Day one? Chasing down Senators Lindsey Graham and Ted Cruz.
⚡The question: Will TMZ DC cover both sides equally? With midterms looming, who gets chased (and who doesn’t) will say everything.
🤖 CODES & POWER
Tech Wars, Crypto Chaos, and AI’s Black Mirror Moments
🔋 Rivian Turns Old Batteries Into Power Plays
Rivian is repurposing 100+ retired EV battery packs to power its own Illinois factory.
Partnered with Redwood Materials (founded by Tesla co-founder JB Straubel)
First of its kind for any U.S. automaker — and designed to scale fast.
The result: 10 MWh of on-site energy storage, lower electricity bills, and less waste.
💡 Rivian just turned its trash into its power supply.
💰 Kraken Reboots Its IPO Play
Kraken confirmed it has confidentially filed for a U.S. IPO, per co-CEO Arjun Sethi. The move revives a November 2025 filing that was paused earlier this year amid rough market conditions.
Once valued at $20B, Kraken’s latest round pegs it closer to $13.3B.
The timing is deliberate.
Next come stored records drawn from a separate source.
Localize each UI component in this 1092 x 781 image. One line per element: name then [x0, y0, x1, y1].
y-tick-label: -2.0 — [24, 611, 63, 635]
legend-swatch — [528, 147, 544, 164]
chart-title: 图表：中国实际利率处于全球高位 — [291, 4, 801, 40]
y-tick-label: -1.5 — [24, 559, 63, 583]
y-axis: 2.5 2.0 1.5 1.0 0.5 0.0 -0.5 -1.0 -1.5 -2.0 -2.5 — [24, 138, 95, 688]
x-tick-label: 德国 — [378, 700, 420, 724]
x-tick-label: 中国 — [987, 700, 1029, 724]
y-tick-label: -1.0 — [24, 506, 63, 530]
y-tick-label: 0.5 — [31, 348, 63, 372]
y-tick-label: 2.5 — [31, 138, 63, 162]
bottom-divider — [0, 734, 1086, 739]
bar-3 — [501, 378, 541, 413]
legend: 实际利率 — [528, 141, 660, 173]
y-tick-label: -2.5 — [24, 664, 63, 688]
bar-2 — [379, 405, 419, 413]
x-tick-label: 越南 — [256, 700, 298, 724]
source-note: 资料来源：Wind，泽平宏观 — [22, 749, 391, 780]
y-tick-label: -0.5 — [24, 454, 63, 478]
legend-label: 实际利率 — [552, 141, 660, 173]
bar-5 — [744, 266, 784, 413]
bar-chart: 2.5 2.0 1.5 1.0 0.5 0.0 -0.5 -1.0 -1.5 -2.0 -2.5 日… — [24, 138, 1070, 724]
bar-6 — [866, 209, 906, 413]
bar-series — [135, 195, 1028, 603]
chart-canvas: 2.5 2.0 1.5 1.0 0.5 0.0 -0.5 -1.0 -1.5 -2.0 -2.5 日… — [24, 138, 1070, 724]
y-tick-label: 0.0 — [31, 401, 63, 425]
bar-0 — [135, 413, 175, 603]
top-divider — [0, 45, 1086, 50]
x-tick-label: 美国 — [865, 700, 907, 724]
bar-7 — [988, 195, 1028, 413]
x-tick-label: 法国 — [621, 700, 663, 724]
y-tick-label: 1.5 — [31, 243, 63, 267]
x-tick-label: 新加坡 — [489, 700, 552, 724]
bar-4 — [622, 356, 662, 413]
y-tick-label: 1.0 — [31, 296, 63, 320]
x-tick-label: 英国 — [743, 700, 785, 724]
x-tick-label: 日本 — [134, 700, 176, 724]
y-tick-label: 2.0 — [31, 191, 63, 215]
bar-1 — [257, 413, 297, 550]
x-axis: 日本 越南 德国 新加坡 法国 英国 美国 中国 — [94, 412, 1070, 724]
A friendlier crypto regulatory climate is giving exchanges the confidence to go public.
💡 Crypto is suiting up for the NYSE — bear market hangover and all.
📺 FUN FACTS & TRIVIA
Did You Know?
Marie Curie's notebooks are still radioactive over 100 years later! Stored in lead-lined boxes in Paris, researchers must sign a waiver to view them. Contaminated with radium, they'll remain dangerously radioactive for about 1,500 more years.